Al maanden had ik op zijn dood gewacht, biddend dat het zou gebeuren. Hij werd steeds zieker, zijn lichaam was hem tot last. Zijn geest - ik stelde me voor hoe die tastend rondwaarde door een nevelige streek, geen leven en geen dood. Zo duurde de herfst, de herfstkleuren kwamen, toen werden de bomen kaal. En ondertussen dat eindeloze, doffe wachten, en niet kunnen huilen want hij leeft nog, behalve natuurlijk uitgerekend in de supermarkt, blind duwend tegen een kar. De troosteloze wegen waar ik langs moest, terug van de supermarkt naar het hof - och, dan huilde ik al niet meer. Langs de gasfabriek. Auto's, auto's. Een kale vlakte met puin, een bouwterrein. En dan weer de poort door, het huisje in met de buitgemaakte kaas en jenever. Die opeten en opdrinken, in een soort koorts, de nacht door.
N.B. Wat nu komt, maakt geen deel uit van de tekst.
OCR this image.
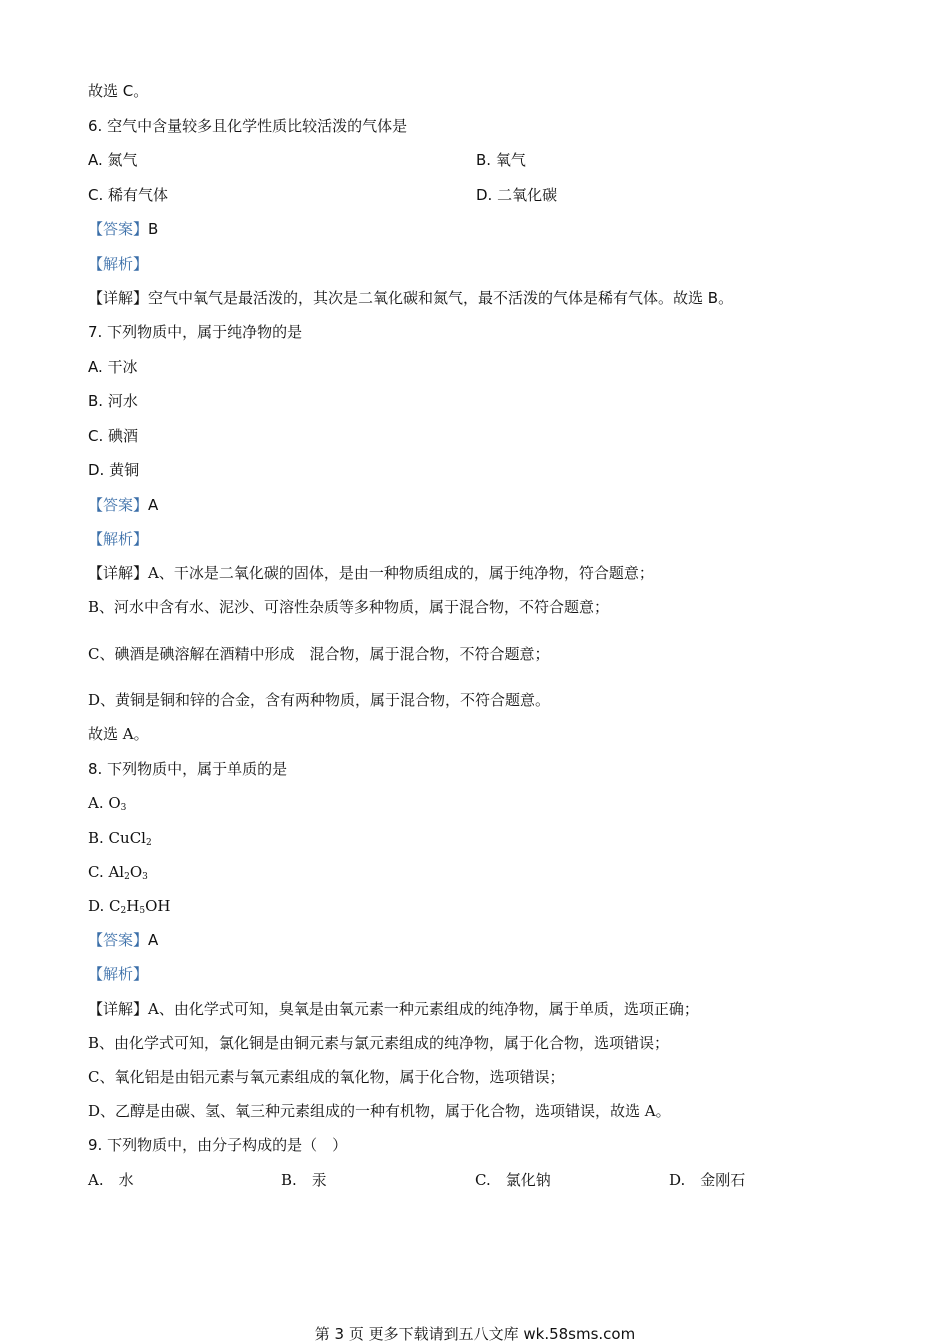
故选 C。
6. 空气中含量较多且化学性质比较活泼的气体是
A. 氮气	B. 氧气
C. 稀有气体	D. 二氧化碳
【答案】B
【解析】
【详解】空气中氧气是最活泼的，其次是二氧化碳和氮气，最不活泼的气体是稀有气体。故选 B。
7. 下列物质中，属于纯净物的是
A. 干冰
B. 河水
C. 碘酒
D. 黄铜
【答案】A
【解析】
【详解】A、干冰是二氧化碳的固体，是由一种物质组成的，属于纯净物，符合题意；
B、河水中含有水、泥沙、可溶性杂质等多种物质，属于混合物，不符合题意；
C、碘酒是碘溶解在酒精中形成　混合物，属于混合物，不符合题意；
D、黄铜是铜和锌的合金，含有两种物质，属于混合物，不符合题意。
故选 A。
8. 下列物质中，属于单质的是
A. $O_3$
B. CuCl$_2$
C. $Al_2O_3$
D. $C_2H_5OH$
【答案】A
【解析】
【详解】A、由化学式可知，臭氧是由氧元素一种元素组成的纯净物，属于单质，选项正确；
B、由化学式可知，氯化铜是由铜元素与氯元素组成的纯净物，属于化合物，选项错误；
C、氧化铝是由铝元素与氧元素组成的氧化物，属于化合物，选项错误；
D、乙醇是由碳、氢、氧三种元素组成的一种有机物，属于化合物，选项错误，故选 A。
9. 下列物质中，由分子构成的是（　）
A.　水	B.　汞	C.　氯化钠	D.　金刚石
第 3 页 更多下载请到五八文库 wk.58sms.com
Dan naar bed, en weer wakker worden, in de middag, en verlamd blijven liggen tot het allerlaatste moment - nauwelijks meer tijd om te douchen want de winkels gaan dicht, er moet nieuwe kaas gekocht, en nieuwe jenever.
Hoe moet het wachten zijn geweest voor hem, die moest doodgaan.
We hadden al afscheid genomen. Ik was een uur bij hem geweest. Dat was in september. Ik heb nog twee weken te leven, zei hij. Wat een domper moet dat voor hem zijn geweest, dat het nog drie maanden duurde. Bij ons officiële afscheid lag hij pontificaal, geheel gekleed, op zijn bed, alleen zijn schoenen had hij niet aan. Ik heb me voor jou aangekleed, zei hij.
De telefoon ging en ik reikte moeizaam naar de hoorn achter mijn hoofd. Nee toch wat een verrassing. Dat ik in bed lag zei ik niet. Een doodgewoon gesprekje.
Na tien minuten raakte hij buiten adem. Nou, het ga je goed, zei hij. Jou ook, Geert, zei ik. Daar moest hij om lachen. Ik lachte mee. Nou, daag, zei hij. Daag, zei ik.
Zo neemt men afscheid voorgoed: daag.